Dual Crosslinkable Bioink for Direct and Embedded 3D Bioprinting at Physiological Temperature
Professor Paulo Bartolo, Dr Huang Boyang, Dr Cian Vyas
Introduction
This study reports a dual thermoresponsive and photocrosslinkable GelMA-methylcellulose platform designed to enable both direct extrusion and embedded 3D bioprinting at physiological temperature (37 °C). This addresses a common trade-off where bioinks become low-viscosity (cell-friendly) but lose print fidelity at 37°C. Combining GelMA with MC or MCMA creates a semi-interpenetrating/interconnected network whose temperature-dependent rheology (gel-sol-gel) provides extrusion-friendly shear-thinning plus self-healing support-bath behaviour at a broad range of temperatures, and then “locks in” structure via photocrosslinking.

Key Highlights
- Bioprinting temperature-dependent printability window broadened due to complementary rheological behaviour of methylcelluose and gelatin.
- Quantified extrusion printability across broad temperature range 18-37°C.
- Mechanically tuneable and dual-crosslinked hydrogel platform suitable for a range of tissue applications and biofabrication strategies.

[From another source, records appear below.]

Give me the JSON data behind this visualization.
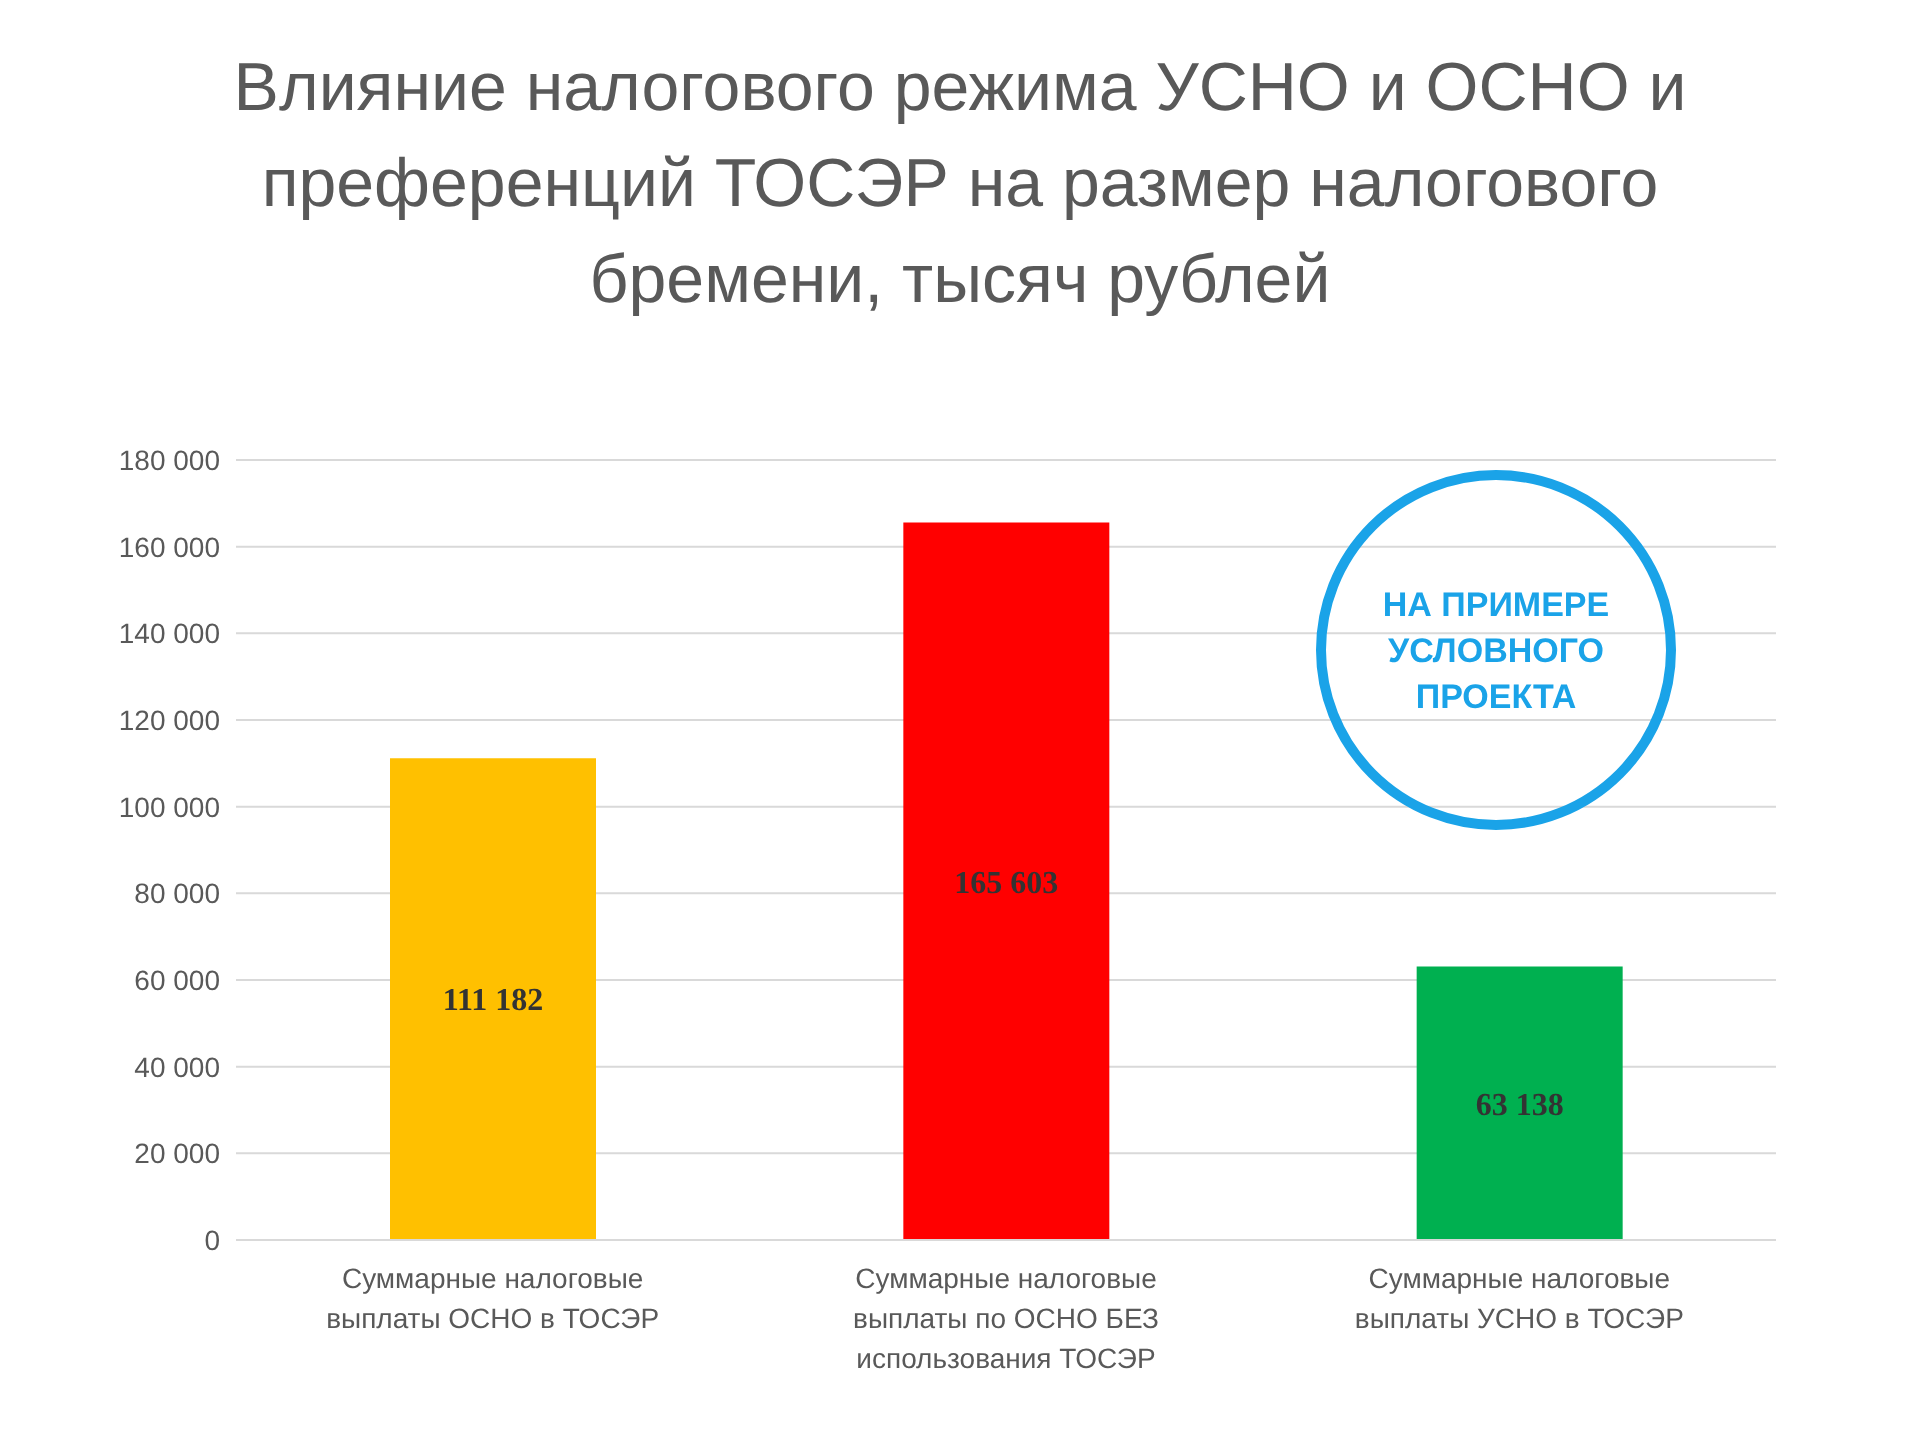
{
  "chart_data": {
    "type": "bar",
    "title": "Влияние налогового режима УСНО и ОСНО и преференций ТОСЭР на размер налогового бремени, тысяч рублей",
    "categories": [
      "Суммарные налоговые выплаты ОСНО в ТОСЭР",
      "Суммарные налоговые выплаты по ОСНО БЕЗ использования ТОСЭР",
      "Суммарные налоговые выплаты УСНО в ТОСЭР"
    ],
    "values": [
      111182,
      165603,
      63138
    ],
    "colors": [
      "#ffc000",
      "#ff0000",
      "#00b050"
    ],
    "value_labels": [
      "111 182",
      "165 603",
      "63 138"
    ],
    "ylim": [
      0,
      180000
    ],
    "yticks": [
      {
        "value": 0,
        "label": "0"
      },
      {
        "value": 20000,
        "label": "20 000"
      },
      {
        "value": 40000,
        "label": "40 000"
      },
      {
        "value": 60000,
        "label": "60 000"
      },
      {
        "value": 80000,
        "label": "80 000"
      },
      {
        "value": 100000,
        "label": "100 000"
      },
      {
        "value": 120000,
        "label": "120 000"
      },
      {
        "value": 140000,
        "label": "140 000"
      },
      {
        "value": 160000,
        "label": "160 000"
      },
      {
        "value": 180000,
        "label": "180 000"
      }
    ],
    "grid": "y",
    "annotations": [
      "НА ПРИМЕРЕ УСЛОВНОГО ПРОЕКТА"
    ]
  }
}
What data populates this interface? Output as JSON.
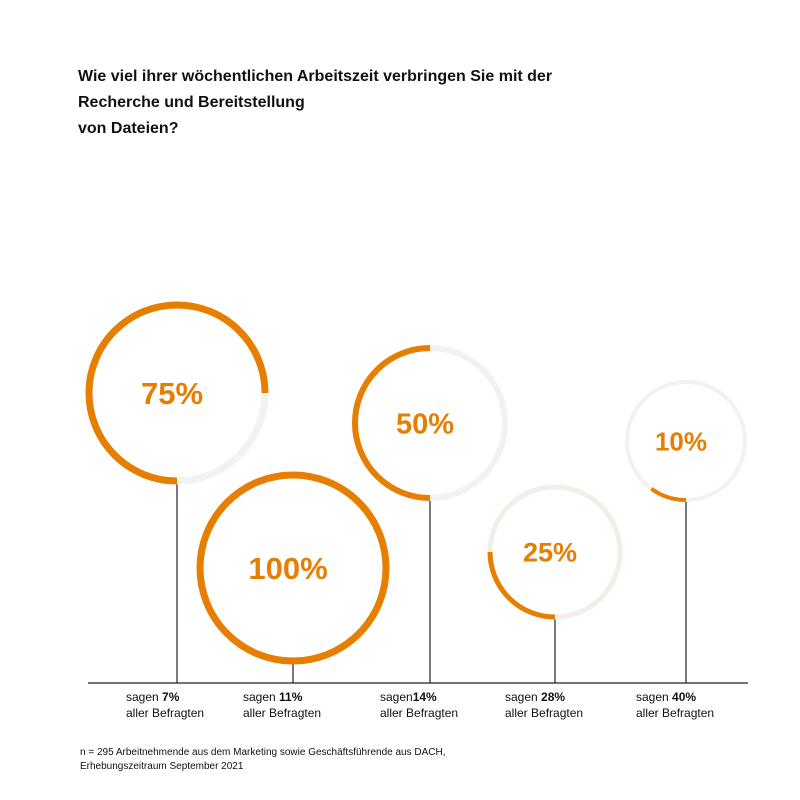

- Support bath performance at physiological temperature enables embedded bioprinting of complex features and perfusable channel networks after sacrificial ink removal.
- Cell viability improves at 37°C and the bioink support high cell densities.
Conclusion
Overall, the study presents a versatile, physiological temperature-compatible bioink/support-bath that expands extrusion and embedded bioprinting capability to 37°C, whilst highlighting an important design constraint: rheology/printability gains from higher MC/MCMA can reduce cell spreading and growth, implying that composition, crosslink density, and cell density must be tuned for tissue-specific applications.